Opto-mechanical behavior and interfacial characteristics of crosslinked liquid crystalline polymer composites with carbon nanotube fillers

Abstract

Azobenzene-containing crosslinked liquid crystalline polymer (CLCP) exhibits macroscopic deformation through irradiation with light, and recently, carbon nanotubes (CNTs) were inserted to improve the efficiency of the photo-mechanical energy conversion. We conducted molecular dynamics simulations to study the effects of the arrangement of the single-walled CNT (SWCNT) and photo-isomerization of the photochromic moieties on the opto-mechanical properties of the composite.
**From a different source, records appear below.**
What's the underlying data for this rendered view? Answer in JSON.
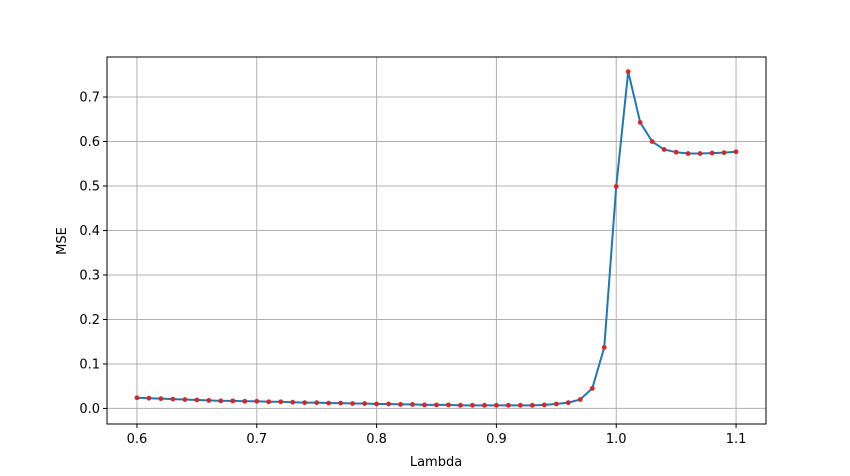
{
  "chart_data": {
    "type": "line",
    "xlabel": "Lambda",
    "ylabel": "MSE",
    "xlim": [
      0.575,
      1.125
    ],
    "ylim": [
      -0.035,
      0.79
    ],
    "x_ticks": [
      0.6,
      0.7,
      0.8,
      0.9,
      1.0,
      1.1
    ],
    "x_tick_labels": [
      "0.6",
      "0.7",
      "0.8",
      "0.9",
      "1.0",
      "1.1"
    ],
    "y_ticks": [
      0.0,
      0.1,
      0.2,
      0.3,
      0.4,
      0.5,
      0.6,
      0.7
    ],
    "y_tick_labels": [
      "0.0",
      "0.1",
      "0.2",
      "0.3",
      "0.4",
      "0.5",
      "0.6",
      "0.7"
    ],
    "grid": true,
    "line_color": "#1f77b4",
    "marker_color": "#d62728",
    "x": [
      0.6,
      0.61,
      0.62,
      0.63,
      0.64,
      0.65,
      0.66,
      0.67,
      0.68,
      0.69,
      0.7,
      0.71,
      0.72,
      0.73,
      0.74,
      0.75,
      0.76,
      0.77,
      0.78,
      0.79,
      0.8,
      0.81,
      0.82,
      0.83,
      0.84,
      0.85,
      0.86,
      0.87,
      0.88,
      0.89,
      0.9,
      0.91,
      0.92,
      0.93,
      0.94,
      0.95,
      0.96,
      0.97,
      0.98,
      0.99,
      1.0,
      1.01,
      1.02,
      1.03,
      1.04,
      1.05,
      1.06,
      1.07,
      1.08,
      1.09,
      1.1
    ],
    "y": [
      0.024,
      0.023,
      0.022,
      0.021,
      0.02,
      0.019,
      0.018,
      0.017,
      0.017,
      0.016,
      0.016,
      0.015,
      0.015,
      0.014,
      0.013,
      0.013,
      0.012,
      0.012,
      0.011,
      0.011,
      0.01,
      0.01,
      0.009,
      0.009,
      0.008,
      0.008,
      0.008,
      0.007,
      0.007,
      0.007,
      0.007,
      0.007,
      0.007,
      0.007,
      0.008,
      0.01,
      0.013,
      0.02,
      0.045,
      0.137,
      0.499,
      0.757,
      0.643,
      0.6,
      0.582,
      0.576,
      0.573,
      0.573,
      0.574,
      0.575,
      0.577
    ]
  }
}
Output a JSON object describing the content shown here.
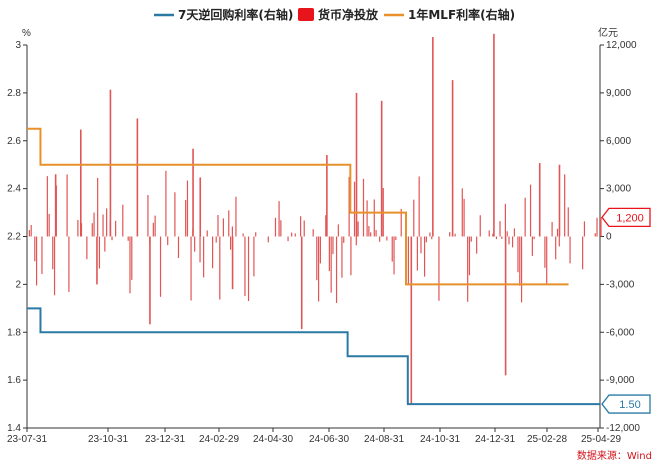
{
  "chart_data": {
    "type": "bar+line",
    "legend": [
      {
        "label": "7天逆回购利率(右轴)",
        "kind": "line",
        "color": "#2b7aa6"
      },
      {
        "label": "货币净投放",
        "kind": "bar",
        "color": "#e8141b"
      },
      {
        "label": "1年MLF利率(右轴)",
        "kind": "line",
        "color": "#e8912b"
      }
    ],
    "left_axis": {
      "unit": "%",
      "ticks": [
        "3",
        "2.8",
        "2.6",
        "2.4",
        "2.2",
        "2",
        "1.8",
        "1.6",
        "1.4"
      ],
      "min": 1.4,
      "max": 3.0
    },
    "right_axis": {
      "unit": "亿元",
      "ticks": [
        "12,000",
        "9,000",
        "6,000",
        "3,000",
        "0",
        "-3,000",
        "-6,000",
        "-9,000",
        "-12,000"
      ],
      "min": -12000,
      "max": 12000
    },
    "x_axis": {
      "ticks": [
        "23-07-31",
        "23-10-31",
        "23-12-31",
        "24-02-29",
        "24-04-30",
        "24-06-30",
        "24-08-31",
        "24-10-31",
        "24-12-31",
        "25-02-28",
        "25-04-29"
      ],
      "start": "2023-07-31",
      "end": "2025-04-29"
    },
    "series": [
      {
        "name": "7天逆回购利率(右轴)",
        "type": "step-line",
        "color": "#2b7aa6",
        "points": [
          {
            "date": "2023-07-31",
            "value": 1.9
          },
          {
            "date": "2023-08-15",
            "value": 1.8
          },
          {
            "date": "2024-07-22",
            "value": 1.7
          },
          {
            "date": "2024-09-27",
            "value": 1.5
          },
          {
            "date": "2025-04-29",
            "value": 1.5
          }
        ]
      },
      {
        "name": "1年MLF利率(右轴)",
        "type": "step-line",
        "color": "#e8912b",
        "points": [
          {
            "date": "2023-07-31",
            "value": 2.65
          },
          {
            "date": "2023-08-15",
            "value": 2.5
          },
          {
            "date": "2024-07-25",
            "value": 2.3
          },
          {
            "date": "2024-09-25",
            "value": 2.0
          },
          {
            "date": "2025-03-25",
            "value": 2.0
          }
        ]
      },
      {
        "name": "货币净投放",
        "type": "bar",
        "color": "#e05555",
        "bar_samples": [
          {
            "date": "2023-08-31",
            "value": 3900
          },
          {
            "date": "2023-09-28",
            "value": 6700
          },
          {
            "date": "2023-10-16",
            "value": -3000
          },
          {
            "date": "2023-10-31",
            "value": 9200
          },
          {
            "date": "2023-11-30",
            "value": 7400
          },
          {
            "date": "2023-12-14",
            "value": -5500
          },
          {
            "date": "2024-01-31",
            "value": 5500
          },
          {
            "date": "2024-02-08",
            "value": 3700
          },
          {
            "date": "2024-03-15",
            "value": -3300
          },
          {
            "date": "2024-05-31",
            "value": -5800
          },
          {
            "date": "2024-06-28",
            "value": 5100
          },
          {
            "date": "2024-07-31",
            "value": 9000
          },
          {
            "date": "2024-08-28",
            "value": 8500
          },
          {
            "date": "2024-09-30",
            "value": -10500
          },
          {
            "date": "2024-10-24",
            "value": 12500
          },
          {
            "date": "2024-11-15",
            "value": 9800
          },
          {
            "date": "2024-12-31",
            "value": 12700
          },
          {
            "date": "2025-01-13",
            "value": -8700
          },
          {
            "date": "2025-02-20",
            "value": 4600
          },
          {
            "date": "2025-03-14",
            "value": 4500
          },
          {
            "date": "2025-04-29",
            "value": 1200
          }
        ]
      }
    ],
    "callouts": [
      {
        "label": "1,200",
        "color": "#e8141b"
      },
      {
        "label": "1.50",
        "color": "#2b7aa6"
      }
    ]
  },
  "source_note": "数据来源：Wind"
}
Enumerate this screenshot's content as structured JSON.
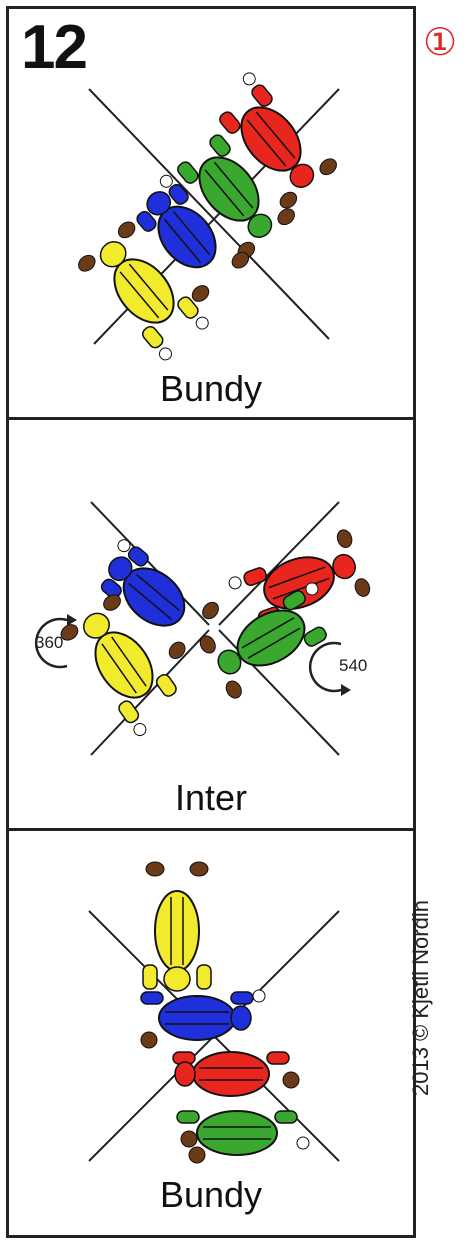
{
  "dive_number": "12",
  "page_marker": "①",
  "copyright": "2013 © Kjetil Nordin",
  "panels": [
    {
      "caption": "Bundy"
    },
    {
      "caption": "Inter",
      "left_turn": "360",
      "right_turn": "540"
    },
    {
      "caption": "Bundy"
    }
  ],
  "colors": {
    "red": "#e8261e",
    "green": "#3aa82e",
    "blue": "#1f2fd9",
    "yellow": "#f2ea2c",
    "boots": "#6b3b17",
    "border": "#222222",
    "marker": "#d92b2b"
  },
  "icons": [
    "rotation-arrow-360-icon",
    "rotation-arrow-540-icon"
  ]
}
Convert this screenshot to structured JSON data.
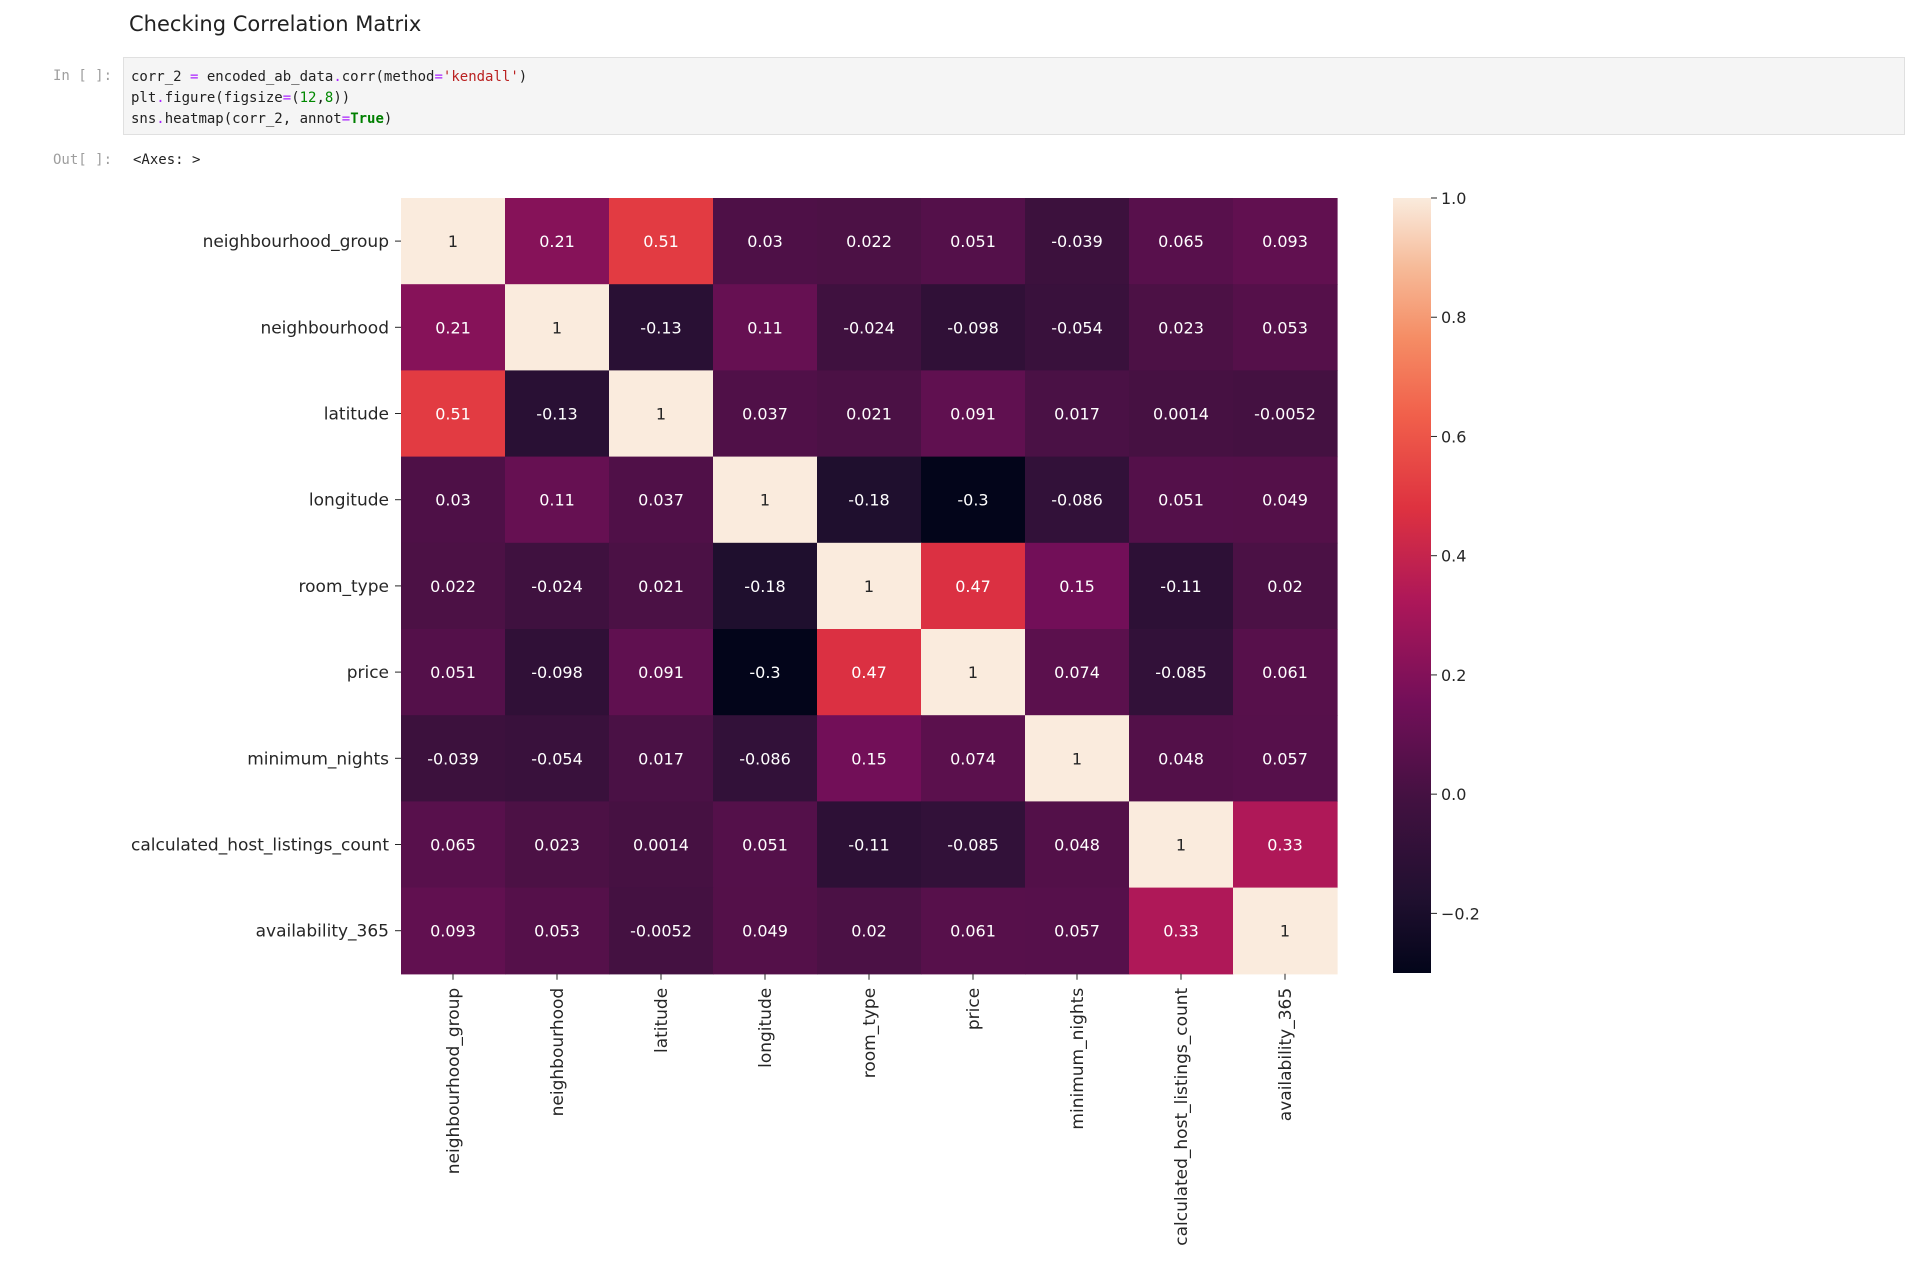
{
  "markdown": {
    "heading": "Checking Correlation Matrix"
  },
  "code_cell": {
    "prompt": "In [ ]:",
    "lines": [
      "corr_2 = encoded_ab_data.corr(method='kendall')",
      "plt.figure(figsize=(12,8))",
      "sns.heatmap(corr_2, annot=True)"
    ]
  },
  "output_cell": {
    "prompt": "Out[ ]:",
    "text": "<Axes: >"
  },
  "chart_data": {
    "type": "heatmap",
    "x_categories": [
      "neighbourhood_group",
      "neighbourhood",
      "latitude",
      "longitude",
      "room_type",
      "price",
      "minimum_nights",
      "calculated_host_listings_count",
      "availability_365"
    ],
    "y_categories": [
      "neighbourhood_group",
      "neighbourhood",
      "latitude",
      "longitude",
      "room_type",
      "price",
      "minimum_nights",
      "calculated_host_listings_count",
      "availability_365"
    ],
    "values": [
      [
        1,
        0.21,
        0.51,
        0.03,
        0.022,
        0.051,
        -0.039,
        0.065,
        0.093
      ],
      [
        0.21,
        1,
        -0.13,
        0.11,
        -0.024,
        -0.098,
        -0.054,
        0.023,
        0.053
      ],
      [
        0.51,
        -0.13,
        1,
        0.037,
        0.021,
        0.091,
        0.017,
        0.0014,
        -0.0052
      ],
      [
        0.03,
        0.11,
        0.037,
        1,
        -0.18,
        -0.3,
        -0.086,
        0.051,
        0.049
      ],
      [
        0.022,
        -0.024,
        0.021,
        -0.18,
        1,
        0.47,
        0.15,
        -0.11,
        0.02
      ],
      [
        0.051,
        -0.098,
        0.091,
        -0.3,
        0.47,
        1,
        0.074,
        -0.085,
        0.061
      ],
      [
        -0.039,
        -0.054,
        0.017,
        -0.086,
        0.15,
        0.074,
        1,
        0.048,
        0.057
      ],
      [
        0.065,
        0.023,
        0.0014,
        0.051,
        -0.11,
        -0.085,
        0.048,
        1,
        0.33
      ],
      [
        0.093,
        0.053,
        -0.0052,
        0.049,
        0.02,
        0.061,
        0.057,
        0.33,
        1
      ]
    ],
    "annotations": [
      [
        "1",
        "0.21",
        "0.51",
        "0.03",
        "0.022",
        "0.051",
        "-0.039",
        "0.065",
        "0.093"
      ],
      [
        "0.21",
        "1",
        "-0.13",
        "0.11",
        "-0.024",
        "-0.098",
        "-0.054",
        "0.023",
        "0.053"
      ],
      [
        "0.51",
        "-0.13",
        "1",
        "0.037",
        "0.021",
        "0.091",
        "0.017",
        "0.0014",
        "-0.0052"
      ],
      [
        "0.03",
        "0.11",
        "0.037",
        "1",
        "-0.18",
        "-0.3",
        "-0.086",
        "0.051",
        "0.049"
      ],
      [
        "0.022",
        "-0.024",
        "0.021",
        "-0.18",
        "1",
        "0.47",
        "0.15",
        "-0.11",
        "0.02"
      ],
      [
        "0.051",
        "-0.098",
        "0.091",
        "-0.3",
        "0.47",
        "1",
        "0.074",
        "-0.085",
        "0.061"
      ],
      [
        "-0.039",
        "-0.054",
        "0.017",
        "-0.086",
        "0.15",
        "0.074",
        "1",
        "0.048",
        "0.057"
      ],
      [
        "0.065",
        "0.023",
        "0.0014",
        "0.051",
        "-0.11",
        "-0.085",
        "0.048",
        "1",
        "0.33"
      ],
      [
        "0.093",
        "0.053",
        "-0.0052",
        "0.049",
        "0.02",
        "0.061",
        "0.057",
        "0.33",
        "1"
      ]
    ],
    "colormap": "rocket",
    "vmin": -0.3,
    "vmax": 1.0,
    "colorbar_ticks": [
      1.0,
      0.8,
      0.6,
      0.4,
      0.2,
      0.0,
      -0.2
    ],
    "colorbar_tick_labels": [
      "1.0",
      "0.8",
      "0.6",
      "0.4",
      "0.2",
      "0.0",
      "−0.2"
    ]
  }
}
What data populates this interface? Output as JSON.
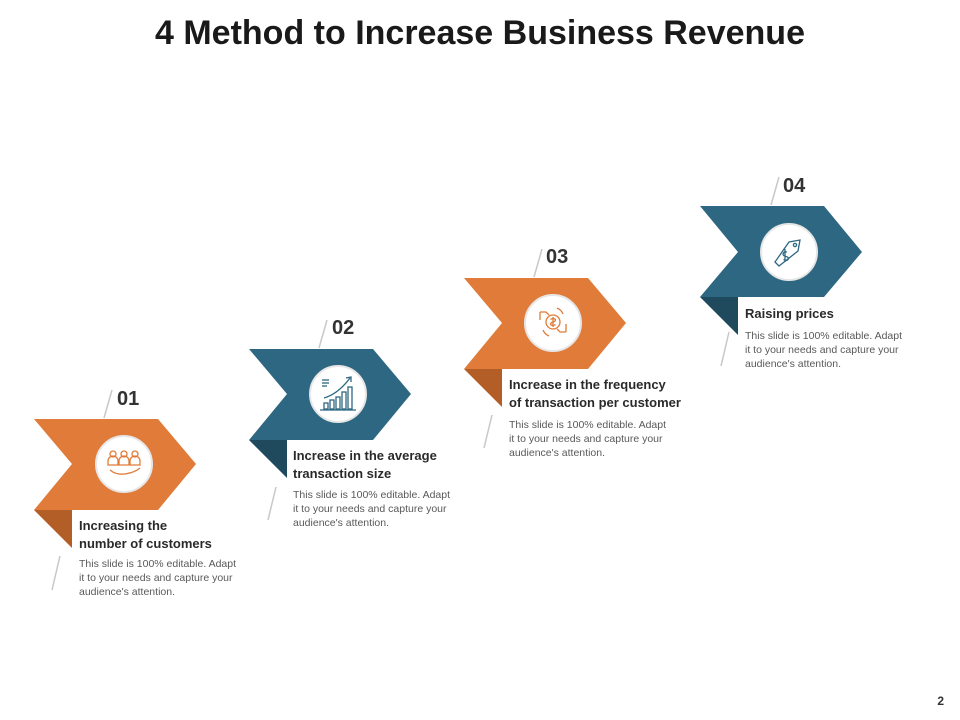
{
  "title": "4 Method to Increase Business Revenue",
  "page_number": "2",
  "colors": {
    "orange": "#E07B39",
    "orange_dark": "#B35E26",
    "teal": "#2E6782",
    "teal_dark": "#1F4A5E"
  },
  "steps": [
    {
      "number": "01",
      "heading_line1": "Increasing the",
      "heading_line2": "number of customers",
      "desc_line1": "This slide is 100% editable. Adapt",
      "desc_line2": "it to your needs and capture your",
      "desc_line3": "audience's attention.",
      "icon": "customers-hand-icon",
      "color": "orange"
    },
    {
      "number": "02",
      "heading_line1": "Increase in the average",
      "heading_line2": "transaction size",
      "desc_line1": "This slide is 100% editable. Adapt",
      "desc_line2": "it to your needs and capture your",
      "desc_line3": "audience's attention.",
      "icon": "growth-chart-icon",
      "color": "teal"
    },
    {
      "number": "03",
      "heading_line1": "Increase in the frequency",
      "heading_line2": "of transaction per customer",
      "desc_line1": "This slide is 100% editable. Adapt",
      "desc_line2": "it to your needs and capture your",
      "desc_line3": "audience's attention.",
      "icon": "money-exchange-icon",
      "color": "orange"
    },
    {
      "number": "04",
      "heading_line1": "Raising prices",
      "heading_line2": "",
      "desc_line1": "This slide is 100% editable. Adapt",
      "desc_line2": "it to your needs and capture your",
      "desc_line3": "audience's attention.",
      "icon": "price-tag-icon",
      "color": "teal"
    }
  ]
}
We characterized the composites in terms of the interfacial shear strength (IFSS), photostrain, and elastic modulus according to the isomerization ratio. The SWCNT-CLCP composite enables 19–29% larger photostrain and 20–41% higher modulus compared to those of neat azo-PRP. As the angle between the CNT axis and the nematic director increases, mechanical reinforcing effect decreases. Nevertheless, the applicable photo-shrinkage increases because more space for polymer diffusion is made by the nematic defects in the interphase. The isomerization of azobenzene weakens the interfacial adhesion due to the decrease in the π-π interaction. However, changes in the elastic stiffness of the composite can be modulated by adjusting the arrangement between the SWCNT and matrix. These results provide insight into the mechanism of changes in the interfacial and opto-mechanical properties of the CNT-PRP composite caused by photo-isomerization and the mechanical design of a photo-responsive actuator.